Art. 11. As the Government of the United States of America is not, in any sense, founded on the Christian religion; as it has in itself no character of enmity against the laws, religion, or tranquillity, of Mussulmen; and, as the said States never entered into any war, or act of hostility against any Mahometan nation, it is declared by the parties, that no pretext arising from religious opinions, shall ever produce an interruption of the harmony existing between the two countries.

But bigots tend to believe whatever they want to believe.

Bigotry is, after all the Republican party has these days.

Clinton and Obama Split Over Florida and Michigan – New York Times

There seems to be a divergence of opinion on what to do do with Florida and Michigan between the campaigns.

Basically, the preferred solution for the Clinton Campaign is to seat them as is, with a revote being second, while the Obama Campaign, favors (in no particular order), not seating the delegates, splitting the delegates 50/50, or holding a caucus.

Not surprising, they both chose alternatives which they believe benefit them most.

A mail revote is eminently doable, and has the advantage of keeping the troublemaker Republicans in Michigan who vote for the weakest candidate, because mail only goes to registered Democrats.

The time frame is doable too. 3 weeks to get the money, 3 weeks to do the printing and mailing.

Total costs would likely be in the high single digit million dollar range.

There is only one that I find truly offensive, and it’s not refusing the delegates seating.
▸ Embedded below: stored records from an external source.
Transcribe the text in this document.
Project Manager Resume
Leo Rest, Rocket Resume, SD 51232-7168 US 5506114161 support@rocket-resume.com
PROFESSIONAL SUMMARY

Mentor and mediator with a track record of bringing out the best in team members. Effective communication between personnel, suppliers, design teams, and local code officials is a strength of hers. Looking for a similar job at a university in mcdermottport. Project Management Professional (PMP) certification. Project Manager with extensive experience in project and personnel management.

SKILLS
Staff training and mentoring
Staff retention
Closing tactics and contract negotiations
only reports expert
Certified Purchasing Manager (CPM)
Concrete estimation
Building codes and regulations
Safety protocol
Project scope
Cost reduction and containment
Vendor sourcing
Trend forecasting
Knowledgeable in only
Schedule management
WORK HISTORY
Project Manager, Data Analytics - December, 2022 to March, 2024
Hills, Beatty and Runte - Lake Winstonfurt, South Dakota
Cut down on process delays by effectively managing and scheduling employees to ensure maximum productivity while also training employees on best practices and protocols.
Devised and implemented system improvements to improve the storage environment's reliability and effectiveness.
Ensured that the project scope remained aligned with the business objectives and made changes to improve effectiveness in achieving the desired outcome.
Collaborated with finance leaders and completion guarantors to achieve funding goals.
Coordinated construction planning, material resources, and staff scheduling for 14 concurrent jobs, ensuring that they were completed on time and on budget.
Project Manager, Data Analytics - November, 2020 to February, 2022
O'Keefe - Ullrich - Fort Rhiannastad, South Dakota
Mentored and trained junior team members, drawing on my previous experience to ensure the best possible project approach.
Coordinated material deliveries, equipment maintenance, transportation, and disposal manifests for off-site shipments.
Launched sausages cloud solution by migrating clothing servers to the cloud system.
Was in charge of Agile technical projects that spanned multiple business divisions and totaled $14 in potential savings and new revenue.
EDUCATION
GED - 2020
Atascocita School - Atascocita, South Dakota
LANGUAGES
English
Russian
After all, rules are rules, and the legislators in FL and MI knew what they were getting into when they voted for this.*

It’s the 50/50 split. The idea behind this, and the person putting this forward is Chris Dodd, not the Obama campaign, is that the will of the voter does not matter (that is that the 50/50 vote split means), but that the political movers and shakers get to hobnob as delegates at the convention.

It means no democracy, but lots of corrupt patronage.

*Truth be told, I have a little sympathy for the Florida Legislators. They had the date move attached to paper trails on ballots, which needs to be done in a state like Florida.

The HELOC Trap for Banks

It seems that banks are having a problem with 2nd mortgages and Home Equity Lines of Credit (HELOC).

Because these loans are 2nd in line after the initial mortgage, an increasing number of consumers are simply not paying. With their home under water, they know that a foreclosure on these loans will recover no money at all, so instead, they are paying the 1st mortgage and credit cards.

It is, for example, hitting JP Morgan, which did not do subprime lending to any large degree.

More On Olbermann after Sleeping on It

Still impressed with the delivery and the sincerity, but he should not have referenced Orlando Patterson’s unhinged, and quite frankly bigoted screed, he clearly complains that some of the children “appear Latino” on the stock footage, in which he finds a the ad analogous to “Birth of a Nation”.

His comment was intense, well delivered, and sincere, it was, however, in this specific instance, which was less than 1/5 of this special comment, was wrong.